MONTGOMERY COUNTY REDISTRICTING: Montgomery County residents speaking at the public hearing on redistricting said that the current lines are gerrymandered to help minorities win, reports the Gazette’s C. Benjamin Ford.

CARROLL BRAC BENEFITS: Carroll County Board of Commissioners President Doug Howard pitched the county as a great place for business during a Base Realignment and Closure Business Initiative meeting because of its central location between Aberdeen Proving Ground, Fort Meade, and Fort Detrick, reports Jim Joyner of Patuxent Publishing.

CECIL POPULATION GROWING: Cecil County is seeing population growth – in numbers, in the amount of diverse residents, and in the average age of its residents, reports Jacob Owen of the Cecil Whig.

$700M NEEDED FOR UMCP: University of Maryland, College Park President Wallace Loh said that in order to fix structural damage to campus buildings, the university needs $700 million worth of improvements, reports The Gazette’s Andrew Ujifusa.

JOBS TO BALTIMORE: The Baltimore Business Journal’s Jack Lambert shares some of the ways that four Democratic mayoral candidates intend to bring more jobs to the city.

PUGH PUSHES POLICE AUDIT: Sen.
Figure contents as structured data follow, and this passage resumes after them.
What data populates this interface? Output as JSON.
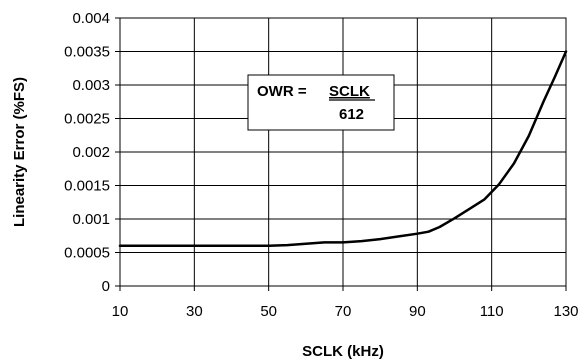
{
  "chart_data": {
    "type": "line",
    "title": "",
    "xlabel": "SCLK (kHz)",
    "ylabel": "Linearity Error (%FS)",
    "xlim": [
      10,
      130
    ],
    "ylim": [
      0,
      0.004
    ],
    "x_ticks": [
      10,
      30,
      50,
      70,
      90,
      110,
      130
    ],
    "y_ticks": [
      0,
      0.0005,
      0.001,
      0.0015,
      0.002,
      0.0025,
      0.003,
      0.0035,
      0.004
    ],
    "x_tick_labels": [
      "10",
      "30",
      "50",
      "70",
      "90",
      "110",
      "130"
    ],
    "y_tick_labels": [
      "0",
      "0.0005",
      "0.001",
      "0.0015",
      "0.002",
      "0.0025",
      "0.003",
      "0.0035",
      "0.004"
    ],
    "grid": true,
    "legend": "none",
    "series": [
      {
        "color": "#000000",
        "x": [
          10,
          20,
          30,
          40,
          50,
          55,
          60,
          65,
          70,
          75,
          80,
          85,
          90,
          93,
          96,
          100,
          104,
          108,
          112,
          116,
          120,
          124,
          127,
          130
        ],
        "y": [
          0.0006,
          0.0006,
          0.0006,
          0.0006,
          0.0006,
          0.00061,
          0.00063,
          0.00065,
          0.00065,
          0.00067,
          0.0007,
          0.00074,
          0.00078,
          0.00081,
          0.00088,
          0.00101,
          0.00115,
          0.00129,
          0.00152,
          0.00183,
          0.00224,
          0.00276,
          0.00312,
          0.0035
        ]
      }
    ],
    "annotation": {
      "lhs": "OWR = ",
      "numerator": "SCLK",
      "denominator": "612"
    }
  }
}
Catherine Pugh, a candidate for Baltimore mayor, announced she wants to audit the Baltimore City Police Department and start violence prevention programs for young people – initiatives which incumbent Stephanie Rawlings-Blake said are a “stolen public safety plan,” reports The Sun’s Julie Scharper.
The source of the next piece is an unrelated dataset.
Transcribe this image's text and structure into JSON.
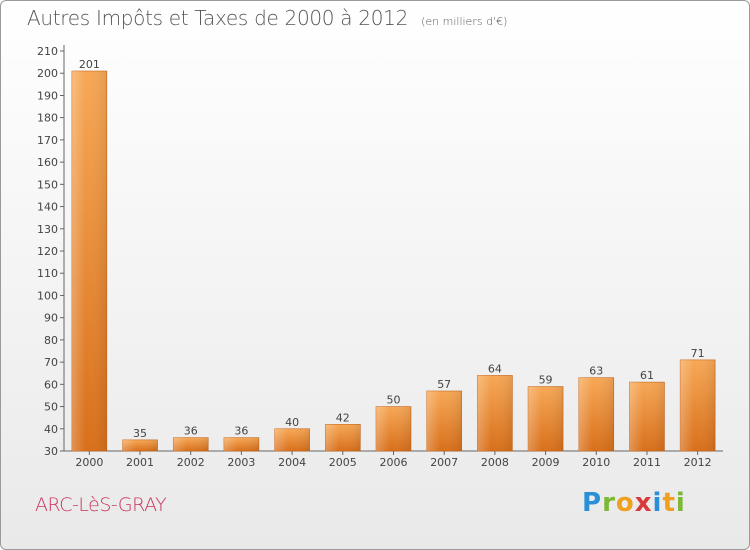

NO MORE BACKGROUND CHECKS: Laurel City Council struck down a law passed last year that subjected all candidates for public office to a rigorous background check, and made those who spent time in jail ineligible to serve in local office, reports the Laurel Leader’s Gwendolyn Glenn.

GAZETTE NOTEBOOK: The Gazette’s political staff brings us bats on the loose in the State House; Frank Conaway hopes to rap his way to office; and poetry at Board of Public Works.